Pour
poursuivre ce dossier, voici une planche de SwaN commentée par SwaN et
qui n'échappe pas ensuite aux critiques acerbes de deux membres
éminents de l'Académie de Bande Dessinée Mondiale.
L'analyse de SwaN :
Sur cette planche j'ai essayé de donner un aspect cinématographique à mon travail.
Le personnage arrive d'on ne sait où, dans un environnement délabré et
découvre l'horreur d'une croix nazie comme un cheveu dans la soupe.
Case 1 et 2 ce sont en fait la même scène, je l'ai découpée en deux
cases pour accentuer la sensation d'un personnage arrivant dans la
scène.

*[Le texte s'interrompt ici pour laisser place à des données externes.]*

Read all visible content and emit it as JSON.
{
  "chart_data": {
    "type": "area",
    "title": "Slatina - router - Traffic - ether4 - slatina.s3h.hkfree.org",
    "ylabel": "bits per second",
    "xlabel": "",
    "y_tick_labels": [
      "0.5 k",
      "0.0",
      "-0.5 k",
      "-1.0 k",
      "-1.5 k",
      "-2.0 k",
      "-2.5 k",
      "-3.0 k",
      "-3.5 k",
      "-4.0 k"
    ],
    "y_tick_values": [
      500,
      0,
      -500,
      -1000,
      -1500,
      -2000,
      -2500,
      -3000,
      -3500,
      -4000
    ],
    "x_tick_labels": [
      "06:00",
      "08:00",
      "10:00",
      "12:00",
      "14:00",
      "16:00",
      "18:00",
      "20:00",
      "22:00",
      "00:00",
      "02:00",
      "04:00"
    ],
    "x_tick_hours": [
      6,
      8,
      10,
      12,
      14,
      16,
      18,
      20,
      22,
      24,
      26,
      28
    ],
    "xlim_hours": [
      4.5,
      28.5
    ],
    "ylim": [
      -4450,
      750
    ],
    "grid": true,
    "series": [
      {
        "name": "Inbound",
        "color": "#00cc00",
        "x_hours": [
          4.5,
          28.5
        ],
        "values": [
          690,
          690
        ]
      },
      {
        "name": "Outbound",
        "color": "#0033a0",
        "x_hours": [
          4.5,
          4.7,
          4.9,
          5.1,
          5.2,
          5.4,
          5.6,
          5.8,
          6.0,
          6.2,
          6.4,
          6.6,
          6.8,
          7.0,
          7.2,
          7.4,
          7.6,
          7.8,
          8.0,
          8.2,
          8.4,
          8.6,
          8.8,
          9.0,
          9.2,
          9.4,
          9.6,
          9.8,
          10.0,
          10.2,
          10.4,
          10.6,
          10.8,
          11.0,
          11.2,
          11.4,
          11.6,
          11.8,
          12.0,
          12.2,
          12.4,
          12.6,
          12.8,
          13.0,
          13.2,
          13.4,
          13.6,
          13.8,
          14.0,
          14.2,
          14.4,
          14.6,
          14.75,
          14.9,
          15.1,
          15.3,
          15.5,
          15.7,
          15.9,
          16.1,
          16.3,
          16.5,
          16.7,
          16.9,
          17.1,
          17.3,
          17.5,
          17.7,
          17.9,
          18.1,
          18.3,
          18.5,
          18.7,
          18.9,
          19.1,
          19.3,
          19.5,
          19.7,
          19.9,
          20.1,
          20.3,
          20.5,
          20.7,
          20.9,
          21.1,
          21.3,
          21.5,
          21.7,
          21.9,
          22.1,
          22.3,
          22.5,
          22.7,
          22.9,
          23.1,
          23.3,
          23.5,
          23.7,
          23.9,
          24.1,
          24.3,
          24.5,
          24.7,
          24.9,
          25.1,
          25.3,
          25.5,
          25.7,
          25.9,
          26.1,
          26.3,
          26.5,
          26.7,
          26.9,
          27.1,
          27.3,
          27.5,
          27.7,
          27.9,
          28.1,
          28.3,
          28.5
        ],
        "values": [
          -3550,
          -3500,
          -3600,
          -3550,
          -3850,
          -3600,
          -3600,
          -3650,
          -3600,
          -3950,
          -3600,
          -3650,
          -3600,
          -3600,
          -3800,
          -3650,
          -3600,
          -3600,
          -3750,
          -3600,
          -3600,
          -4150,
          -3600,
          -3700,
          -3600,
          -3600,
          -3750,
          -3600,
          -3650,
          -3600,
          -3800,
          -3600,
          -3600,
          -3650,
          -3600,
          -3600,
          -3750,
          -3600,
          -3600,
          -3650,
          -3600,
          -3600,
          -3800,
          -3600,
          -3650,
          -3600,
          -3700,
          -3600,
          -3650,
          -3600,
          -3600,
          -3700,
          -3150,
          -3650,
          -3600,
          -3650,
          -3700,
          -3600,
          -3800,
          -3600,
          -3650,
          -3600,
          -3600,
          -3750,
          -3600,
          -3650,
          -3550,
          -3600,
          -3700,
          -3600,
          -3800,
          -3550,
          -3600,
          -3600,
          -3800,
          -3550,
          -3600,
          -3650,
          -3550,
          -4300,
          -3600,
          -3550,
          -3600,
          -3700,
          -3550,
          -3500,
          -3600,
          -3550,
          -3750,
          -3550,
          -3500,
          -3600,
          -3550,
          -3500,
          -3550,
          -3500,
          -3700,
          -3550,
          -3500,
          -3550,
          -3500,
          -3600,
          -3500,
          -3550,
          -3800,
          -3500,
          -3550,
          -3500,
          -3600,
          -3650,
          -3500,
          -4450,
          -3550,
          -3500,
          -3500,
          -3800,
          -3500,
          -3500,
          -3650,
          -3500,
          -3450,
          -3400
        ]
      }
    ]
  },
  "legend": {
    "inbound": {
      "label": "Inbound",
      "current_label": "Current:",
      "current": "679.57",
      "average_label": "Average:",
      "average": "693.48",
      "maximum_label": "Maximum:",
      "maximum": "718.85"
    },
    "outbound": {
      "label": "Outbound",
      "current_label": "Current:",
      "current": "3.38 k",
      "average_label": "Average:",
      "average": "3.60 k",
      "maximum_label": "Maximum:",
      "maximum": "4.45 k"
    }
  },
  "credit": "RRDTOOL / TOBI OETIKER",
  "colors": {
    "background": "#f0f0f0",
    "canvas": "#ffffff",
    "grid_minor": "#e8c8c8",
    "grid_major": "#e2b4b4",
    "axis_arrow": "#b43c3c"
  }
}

La première case vide sous entendant que le personnage était
déjà passé par là avant que le lecteur ne s'aperçoive qu'il est en case
2.
Case 3, mise en place du décor, pour que le lecteur sache où il se
trouve, un décor délabré, au fin fond d'un désert sous un soleil de
plomb.
Case 4, le darKCain entre dans la pièce, toujours dans la pénombre, son
visage étant caché habituellement par son chapeau et ses lunettes, ce
genre de mise en scène contribue au mystère du personnage. Même si il
n'était pas dans la pénombre on ne verrait pas son visage.
Case 5, le symbole du serpent, sous entendant qu'il va se passer
quelque chose. J'aime beaucoup jouer avec ce genre d'éléments dans une
mise en scène, d'autant plus que ça peut coller avec à peu prêt
n'importe quoi.
Case 6, vue de dessus, je ne voyais pas comment cadrer autrement sans
ennuyer le lecteur ni sans tomber dans le redondant. J'ai donc opté
pour une vue de haut afin de surprendre à la lecture, pour une scène en
fin de compte tout à fait banale.
Case 7, 8 et 9 : découverte des symboles nazis, d'abord un gros plan
sans savoir à quoi cela correspond au juste, la deuxième case laisse
toujours dans le flou et c'est en découvrant la troisième case que l'on
fait le rapprochement avec l'aigle nazi et la symbolique militaire.
L'analyse de Gregor :
Les planches de Swan sont souvent le fruit de deux expériences. Celle
d’un dessinateur couplée à celle d’un graphiste. Dans cette planche les
denticules de bobine de film sont un indice de lecture temporel. Les
deux strips panoramiques en étirant dans le temps une action brève
confirment cette volonté cinématographique.
L’insertion de plans symboliques est l’une des constantes de ce premier
chapitre du Darkcain. Ils sont là pour ajouter à l’ambiance bien sur,
mais surtout pour nous dévoiler l’état d’esprit du personnage. Swan
n’utilise le symbole que d’une manière instinctive, il ne cherche pas
de justification intellectuelle poussée, il illustre juste l’état
d’esprit de prédation du personnage. C’est ce qui fait la force de
cette page et de ce chapitre d’introduction, car Swan pose bien
toutes les règles : « Darkcain est un instinctif ne cherchez pas
de signification à ses actes ».
La croix gammée, l’aigle du troisième Reich et le Darkcain qui salut le
drapeau, finissent de poser le ton. Il n’y aura pas de consensus dans
cette bande dessinée, le Darkcain est un malade tenez-vous le pour dis.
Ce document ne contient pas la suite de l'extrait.